Canopy Growth Corp. (TSX:WEED) is an interesting company full of potential for patient investors. The company captured the imagination of investors last year as the market cap and stock price propelled past the $2 billion mark in short order.
Canopy then followed up with several smart acquisitions that expanded the market reach and eliminated a key competitor.
The stock has been on a roller coaster since then; analysts have mixed feelings about the long-term prospects of the company.
Here’s a look at Canopy and why it may appeal to some investors.
Canopy is a new type of business
For those unfamiliar with Canopy, the company grows and distributes medical marijuana. The medical marijuana business is still in its infancy with only a few jurisdictions around the world permitting access to it for medical purposes.
While marijuana for medical purposes is legal in Canada and across 28 states in the U.S., overlapping state and federal laws in the U.S. make access to marijuana a complicated and confusing matter. Even worse, despite being illegal at the federal level, eight states voted this past November to legalize marijuana for recreational purposes.
All of this adds to the uncertainty and volatility of the stock now, but experts agree that prospects over the long term for the company and the emerging marijuana industry are huge.
To put just how huge that opportunity is into perspective, the recreational marijuana market has been compared to by some as what an investment in liquor companies would have been like at the end of prohibition a century ago.
Canopy is built for (and has an eye on) growth
Canopy entered the market at the right time and has capitalized on improving its position in the marketplace.

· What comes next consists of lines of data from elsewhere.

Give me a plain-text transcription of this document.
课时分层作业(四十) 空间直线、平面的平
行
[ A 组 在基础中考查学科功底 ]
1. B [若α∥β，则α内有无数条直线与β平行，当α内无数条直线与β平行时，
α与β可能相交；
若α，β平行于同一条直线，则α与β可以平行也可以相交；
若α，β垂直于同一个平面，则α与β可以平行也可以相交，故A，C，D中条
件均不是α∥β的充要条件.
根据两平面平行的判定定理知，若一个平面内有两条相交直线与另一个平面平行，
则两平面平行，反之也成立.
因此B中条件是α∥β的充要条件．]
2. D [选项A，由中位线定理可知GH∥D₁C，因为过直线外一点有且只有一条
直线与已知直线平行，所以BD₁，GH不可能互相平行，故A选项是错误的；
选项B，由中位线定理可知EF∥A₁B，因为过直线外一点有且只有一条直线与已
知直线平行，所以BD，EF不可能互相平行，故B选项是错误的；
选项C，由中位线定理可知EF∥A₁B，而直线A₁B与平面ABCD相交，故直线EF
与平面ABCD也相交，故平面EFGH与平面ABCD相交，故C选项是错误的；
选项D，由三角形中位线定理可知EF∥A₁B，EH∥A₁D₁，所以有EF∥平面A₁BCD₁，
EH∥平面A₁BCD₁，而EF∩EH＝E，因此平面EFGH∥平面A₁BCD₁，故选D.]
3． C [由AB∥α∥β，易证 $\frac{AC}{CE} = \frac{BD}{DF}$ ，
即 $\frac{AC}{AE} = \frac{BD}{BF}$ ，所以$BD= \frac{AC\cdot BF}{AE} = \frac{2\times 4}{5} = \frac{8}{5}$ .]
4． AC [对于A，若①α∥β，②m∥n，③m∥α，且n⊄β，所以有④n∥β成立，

Last year, Canopy acquired German distributor Medcann in a strategic move that opened the German market to Canopy.
Germany does not currently permit cultivation of cannabis locally, so any medicinal marijuana needs to be imported to the German market, but Germany is in the process of enabling access to medical marijuana through qualified suppliers, and Canopy is recognized as the premier legal supply of cannabis in North America.
Canopy then moved to acquire Mettrum Health Corp., to expand its reach and potential, eliminating what was a large competitor, and increasing its production capacity in one action. Once integrated, Canopy will control nearly half of the marijuana market in Canada and benefit from reduced costs, a larger product line, and an expanded growing area.
Pricing concerns
The rapid growth of Canopy over the past few months has attracted a fair number of critics.

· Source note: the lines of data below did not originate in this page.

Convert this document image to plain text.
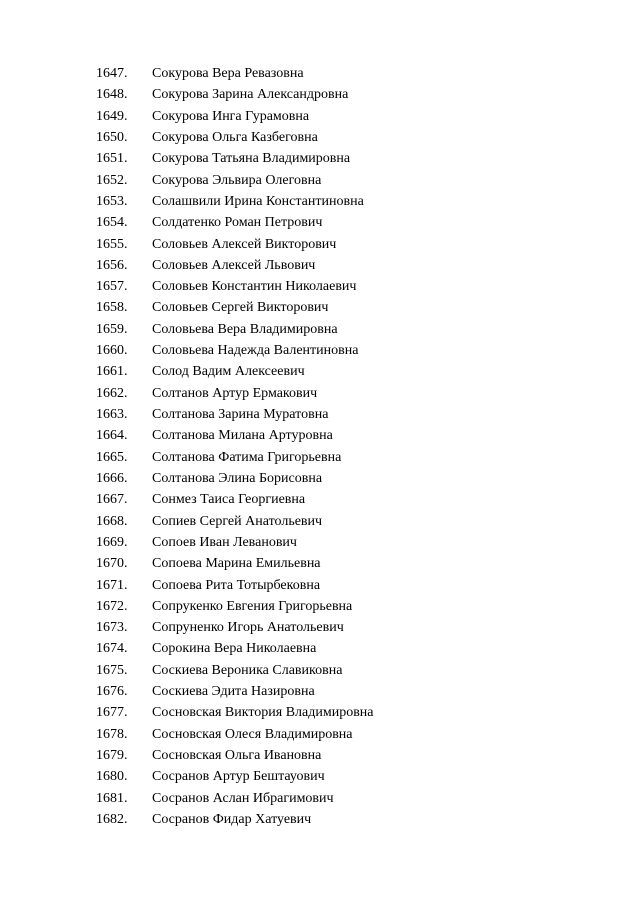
1647.	Сокурова Вера Ревазовна
1648.	Сокурова Зарина Александровна
1649.	Сокурова Инга Гурамовна
1650.	Сокурова Ольга Казбеговна
1651.	Сокурова Татьяна Владимировна
1652.	Сокурова Эльвира Олеговна
1653.	Солашвили Ирина Константиновна
1654.	Солдатенко Роман Петрович
1655.	Соловьев Алексей Викторович
1656.	Соловьев Алексей Львович
1657.	Соловьев Константин Николаевич
1658.	Соловьев Сергей Викторович
1659.	Соловьева Вера Владимировна
1660.	Соловьева Надежда Валентиновна
1661.	Солод Вадим Алексеевич
1662.	Солтанов Артур Ермакович
1663.	Солтанова Зарина Муратовна
1664.	Солтанова Милана Артуровна
1665.	Солтанова Фатима Григорьевна
1666.	Солтанова Элина Борисовна
1667.	Сонмез Таиса Георгиевна
1668.	Сопиев Сергей Анатольевич
1669.	Сопоев Иван Леванович
1670.	Сопоева Марина Емильевна
1671.	Сопоева Рита Тотырбековна
1672.	Сопрукенко Евгения Григорьевна
1673.	Сопруненко Игорь Анатольевич
1674.	Сорокина Вера Николаевна
1675.	Соскиева Вероника Славиковна
1676.	Соскиева Эдита Назировна
1677.	Сосновская Виктория Владимировна
1678.	Сосновская Олеся Владимировна
1679.	Сосновская Ольга Ивановна
1680.	Сосранов Артур Бештауович
1681.	Сосранов Аслан Ибрагимович
1682.	Сосранов Фидар Хатуевич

While there’s no debate over the long-term potential of the emerging industry, there is debate as to how much of that potential is already priced in to the current stock price.
That point is hard to argue, particularly considering that Canopy, with a market cap of over $1 billion, posted just $8.5 million in revenue in the quarter that ended in September 2016.
Worse still, that potential is largely contingent on legislation being tabled for legalizing marijuana over the next few months. Issues of taxation, regulation, and pressure from a new conservative administration in the U.S. could all hinder legalization, which could bring the stock back down.
In my opinion, Canopy remains a very volatile investment for most, particularly over the short term. Investors with an appetite for risk may see the possibility for gains over a long term.